I figured it’s time I told you all another daft story. I have many. This one is a tad farcical and explains why I was teetotal for two whole years in my early twenties…
In the early 90s, while I was a music student, I busked with a string quintet in my summer holidays. Four highly talented and fairly laid back blokes and me, an anxious undiagnosed autistic woman with hennaed hair, nose ring and questionable dress sense (70’s waistcoat, striped PJ bottoms and ex-military boots anyone?)
We played the classics such as Mozart’s Eine Kleine Natchtmusik, Ravel’s Bolero, Vivaldi’s Seasons, Pachelbel’s Canon and Hendrix’s Purple Haze (yes, really) in Bath outside the Pump Rooms or the Abbey to crowds ranging from 1 – 200. Some days dodging the raindrops and desperately hoping to make enough money to cover the bus back in the next day; others counting out up to £70 each in loose change after a few hours.

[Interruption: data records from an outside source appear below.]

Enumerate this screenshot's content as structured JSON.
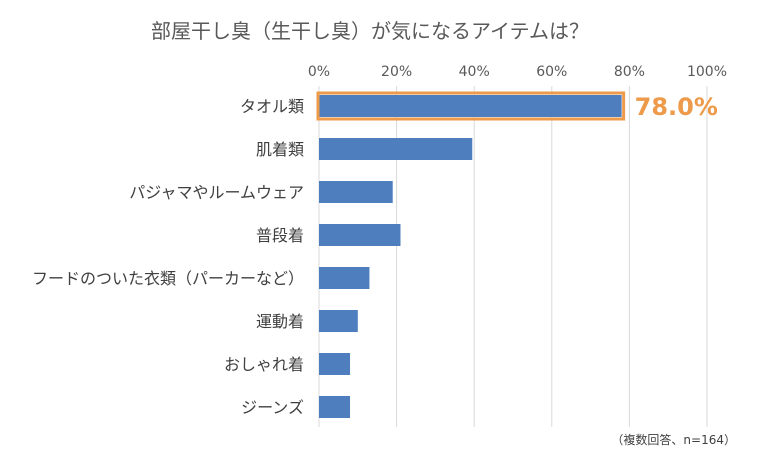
{
  "chart_data": {
    "type": "bar",
    "orientation": "horizontal",
    "title": "部屋干し臭（生干し臭）が気になるアイテムは？",
    "xlim": [
      0,
      100
    ],
    "ticks": [
      0,
      20,
      40,
      60,
      80,
      100
    ],
    "tick_labels": [
      "0%",
      "20%",
      "40%",
      "60%",
      "80%",
      "100%"
    ],
    "tick_position": "top",
    "grid": true,
    "categories": [
      "タオル類",
      "肌着類",
      "パジャマやルームウェア",
      "普段着",
      "フードのついた衣類（パーカーなど）",
      "運動着",
      "おしゃれ着",
      "ジーンズ"
    ],
    "values": [
      78.0,
      39.5,
      19.0,
      21.0,
      13.0,
      10.0,
      8.0,
      8.0
    ],
    "units": "%",
    "highlight": {
      "category": "タオル類",
      "label": "78.0%"
    },
    "footnote": "（複数回答、n=164）"
  },
  "colors": {
    "bar": "#4E7EBD",
    "highlight": "#ED9A4A",
    "grid": "#D9D9D9",
    "text": "#404040",
    "axis_text": "#595959"
  }
}
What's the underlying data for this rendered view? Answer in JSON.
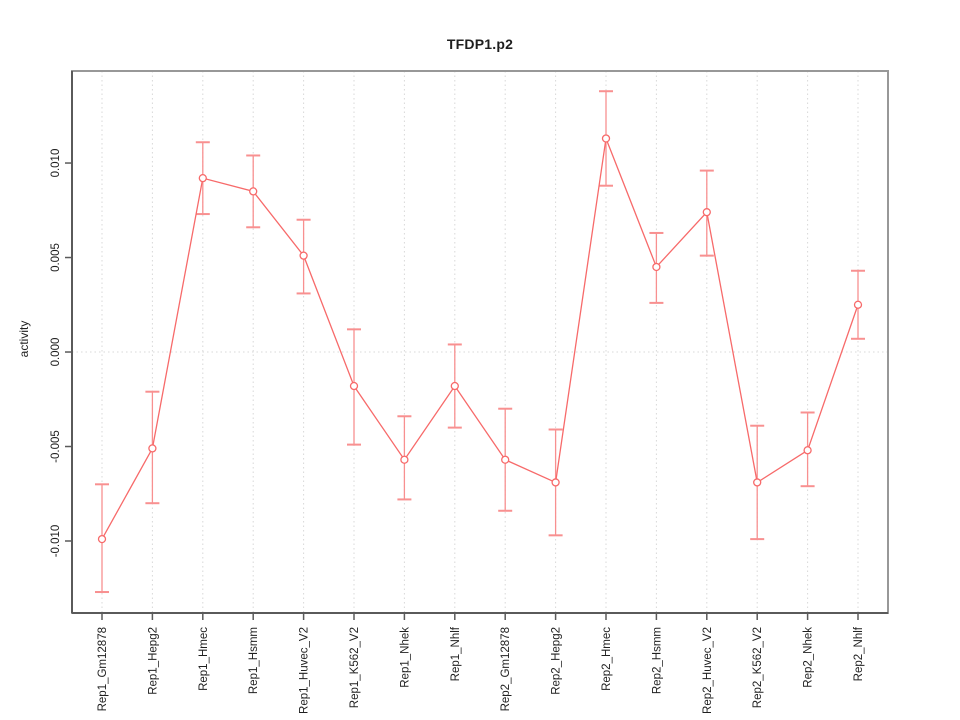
{
  "chart_data": {
    "type": "line",
    "title": "TFDP1.p2",
    "xlabel": "",
    "ylabel": "activity",
    "categories": [
      "Rep1_Gm12878",
      "Rep1_Hepg2",
      "Rep1_Hmec",
      "Rep1_Hsmm",
      "Rep1_Huvec_V2",
      "Rep1_K562_V2",
      "Rep1_Nhek",
      "Rep1_Nhlf",
      "Rep2_Gm12878",
      "Rep2_Hepg2",
      "Rep2_Hmec",
      "Rep2_Hsmm",
      "Rep2_Huvec_V2",
      "Rep2_K562_V2",
      "Rep2_Nhek",
      "Rep2_Nhlf"
    ],
    "series": [
      {
        "name": "activity",
        "values": [
          -0.0099,
          -0.0051,
          0.0092,
          0.0085,
          0.0051,
          -0.0018,
          -0.0057,
          -0.0018,
          -0.0057,
          -0.0069,
          0.0113,
          0.0045,
          0.0074,
          -0.0069,
          -0.0052,
          0.0025
        ],
        "error_low": [
          -0.0127,
          -0.008,
          0.0073,
          0.0066,
          0.0031,
          -0.0049,
          -0.0078,
          -0.004,
          -0.0084,
          -0.0097,
          0.0088,
          0.0026,
          0.0051,
          -0.0099,
          -0.0071,
          0.0007
        ],
        "error_high": [
          -0.007,
          -0.0021,
          0.0111,
          0.0104,
          0.007,
          0.0012,
          -0.0034,
          0.0004,
          -0.003,
          -0.0041,
          0.0138,
          0.0063,
          0.0096,
          -0.0039,
          -0.0032,
          0.0043
        ]
      }
    ],
    "yticks": [
      {
        "value": -0.01,
        "label": "-0.010"
      },
      {
        "value": -0.005,
        "label": "-0.005"
      },
      {
        "value": 0.0,
        "label": "0.000"
      },
      {
        "value": 0.005,
        "label": "0.005"
      },
      {
        "value": 0.01,
        "label": "0.010"
      }
    ],
    "ylim": [
      -0.01381,
      0.01487
    ],
    "grid": {
      "vertical": "dotted line at every category",
      "horizontal": "dotted line at 0 only"
    },
    "legend": "none",
    "colors": {
      "line": "#f76a6a",
      "point_stroke": "#f76a6a",
      "point_fill": "#ffffff",
      "error_bar": "#f89090",
      "frame": "#989898",
      "axis": "#5a5a5a",
      "grid": "#d8d8d8",
      "text": "#1f1f1f",
      "background": "#ffffff"
    }
  }
}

One Saturday though we’d been asked to play for a charity function at Longleat house. If we wanted to turn up and play lovely, cultured music in the formal gardens for the afternoon we’d get food, drink, any takings from busking and a lift home after the disco. No holes in that plan right?
We busked in Bath as usual for the morning as it was a gloriously warm and sunny Saturday – the takings were good. We celebrated with cider and headed for Longleat.
Over the next few hours we were plied with wine. Much wine. It was hot, we were thirsty.
The busking of fine classics happened. Food did not happen. More wine happened. Those are the main things that I remember.
Other things I remember include:
- going to the disco and asking the 7th Marquess of Bath if he would like to dance (he declined, dodgy leg apparently – maybe from servicing his many, many wifelets)
- getting very lost in the maze, which in case you are wondering is the longest maze in the world, and having to crawl my way out. I use the word crawl literally here. There was a little staggering but I kept crashing into the hedges so crawling made more sense
- falling asleep on some grass using a pizza box as a pillow (I can only hope that somebody had already eaten the pizza)
- the rest of the quintet waking me up to tell me that the driver had refused to drive us home because he was also drunk but that he would take us home in the morning. The morning?! Our bass player asked for beds, pillows and courtesy – except with several well placed expletives inserted in that sentence. The driver responded by punching him in the face. Nice.
- being bundled into one of two taxis that would cost us our entire day’s earnings to get just half way back to Bristol. Then being bundled into a car that would take us to the bass player’s parents house where we were kindly all given beds, pillows and courtesy.
- being violently ill and having to pretend I was ok. Because parents.
- getting to my parents home and spending the next three days in bed with what I can only assume was alcohol poisoning. It was bad.
- discovering a “please keep off the grass” sign in my bag. Apparently the others smuggled it in my bag while I was asleep. It was a lovely sign, I kept it for years.